Fast forward to today, Keith Lockhart (1995-present) has led more than 1800 Boston Pops concerts. He has broadened the orchestra’s reach with 78 televisions shows, 42 national concerts, and four overseas concert tours. Along with increased touring, Lockhart has earned the orchestra’s first Grammy nominations, and first major network national broadcast of the July 4th Spectacular that we see each year on the Fourth.
The program will be the same both nights, fireworks only on the 4th. Along with the guest performers, the Pops will pay tribute to Leonard Bernstein (1918-1990), as part of a celebration making the centennial of his birth. Rita Moreno will make a special appearance each night in his honor. She won an Academy Award for Best Supporting Actress in the film adaptation of West Side Story by Bernstein and Stephen Sondheim. Ms. Moreno is one of only TWELVE artists who have won all four major American entertainment awards, an Oscar, a Grammy, a Tony, and an Emmy.
The Tanglewood Festival Chorus will also perform, along with a 20 minute fireworks spectacular on the Charles River. The program will be broadcast on Bloomberg TV, Bloomberg Radio, and Bloomberg.com. The host for the evening will be Alix Steel. Of note, all of the special guests are female performers.

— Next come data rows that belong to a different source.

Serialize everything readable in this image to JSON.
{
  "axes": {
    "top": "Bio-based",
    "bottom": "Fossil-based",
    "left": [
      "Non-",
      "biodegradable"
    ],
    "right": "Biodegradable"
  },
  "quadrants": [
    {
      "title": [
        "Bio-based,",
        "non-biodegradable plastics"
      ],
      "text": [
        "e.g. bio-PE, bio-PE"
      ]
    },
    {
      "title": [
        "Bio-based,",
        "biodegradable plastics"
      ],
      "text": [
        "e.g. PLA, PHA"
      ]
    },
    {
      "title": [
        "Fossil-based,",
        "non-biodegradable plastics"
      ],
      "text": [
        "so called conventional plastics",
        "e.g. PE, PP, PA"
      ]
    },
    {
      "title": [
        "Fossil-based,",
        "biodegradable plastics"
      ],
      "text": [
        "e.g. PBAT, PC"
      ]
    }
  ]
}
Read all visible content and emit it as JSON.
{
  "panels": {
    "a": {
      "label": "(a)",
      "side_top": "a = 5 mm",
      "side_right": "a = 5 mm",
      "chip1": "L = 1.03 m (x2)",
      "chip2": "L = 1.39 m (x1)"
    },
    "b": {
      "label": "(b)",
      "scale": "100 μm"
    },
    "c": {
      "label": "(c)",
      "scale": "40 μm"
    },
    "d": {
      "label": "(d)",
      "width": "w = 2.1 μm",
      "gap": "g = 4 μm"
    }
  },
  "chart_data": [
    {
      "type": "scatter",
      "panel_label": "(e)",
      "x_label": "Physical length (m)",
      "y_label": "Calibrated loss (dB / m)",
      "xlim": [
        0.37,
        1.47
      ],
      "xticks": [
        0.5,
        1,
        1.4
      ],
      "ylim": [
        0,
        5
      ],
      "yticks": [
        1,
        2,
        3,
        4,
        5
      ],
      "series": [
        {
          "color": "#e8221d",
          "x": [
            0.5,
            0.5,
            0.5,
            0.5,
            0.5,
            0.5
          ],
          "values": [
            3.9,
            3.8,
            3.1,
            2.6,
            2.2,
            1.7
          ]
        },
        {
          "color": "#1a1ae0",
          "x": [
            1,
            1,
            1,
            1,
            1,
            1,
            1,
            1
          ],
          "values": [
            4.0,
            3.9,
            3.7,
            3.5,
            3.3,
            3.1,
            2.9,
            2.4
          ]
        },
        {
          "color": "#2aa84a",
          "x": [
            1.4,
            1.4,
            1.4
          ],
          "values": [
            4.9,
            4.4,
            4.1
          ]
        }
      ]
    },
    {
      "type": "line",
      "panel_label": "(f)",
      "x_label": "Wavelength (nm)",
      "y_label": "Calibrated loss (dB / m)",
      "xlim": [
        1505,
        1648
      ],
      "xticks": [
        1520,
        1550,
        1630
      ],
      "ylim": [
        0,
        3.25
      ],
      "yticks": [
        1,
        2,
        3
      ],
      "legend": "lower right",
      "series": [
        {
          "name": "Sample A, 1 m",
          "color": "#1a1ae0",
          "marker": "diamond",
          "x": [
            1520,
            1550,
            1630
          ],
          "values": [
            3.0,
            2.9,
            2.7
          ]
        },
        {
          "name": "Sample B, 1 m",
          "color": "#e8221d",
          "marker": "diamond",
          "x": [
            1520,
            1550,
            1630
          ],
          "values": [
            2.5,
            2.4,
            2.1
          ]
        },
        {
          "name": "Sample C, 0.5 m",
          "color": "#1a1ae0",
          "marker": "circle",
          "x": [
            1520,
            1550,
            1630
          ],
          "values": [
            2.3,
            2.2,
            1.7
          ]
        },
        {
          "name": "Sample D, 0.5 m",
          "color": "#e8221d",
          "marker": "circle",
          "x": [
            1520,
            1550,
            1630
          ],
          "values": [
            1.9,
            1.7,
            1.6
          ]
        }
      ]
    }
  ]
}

And we have all watched this show on our home TV’s for decades, when Arthur Fiedler first made it a “must see” event.
Often described as one of the best 4th of July celebrations:
This historic American city’s display is renowned for its accompaniment—live music performed by the legendary Boston Pops Orchestra, which features—yes—real cannon fire. The fireworks are nothing to sneeze at, either—an impressive array of pyrotechnics are shot from barges along the Charles River.
Where to watch: Home base is the DCR Hatch Shell, an outdoor band shell where the Pops perform along the Charles River
. You can also get killer views from the Harvard and Longfellow Bridges, or from anywhere along the three-mile Esplanade.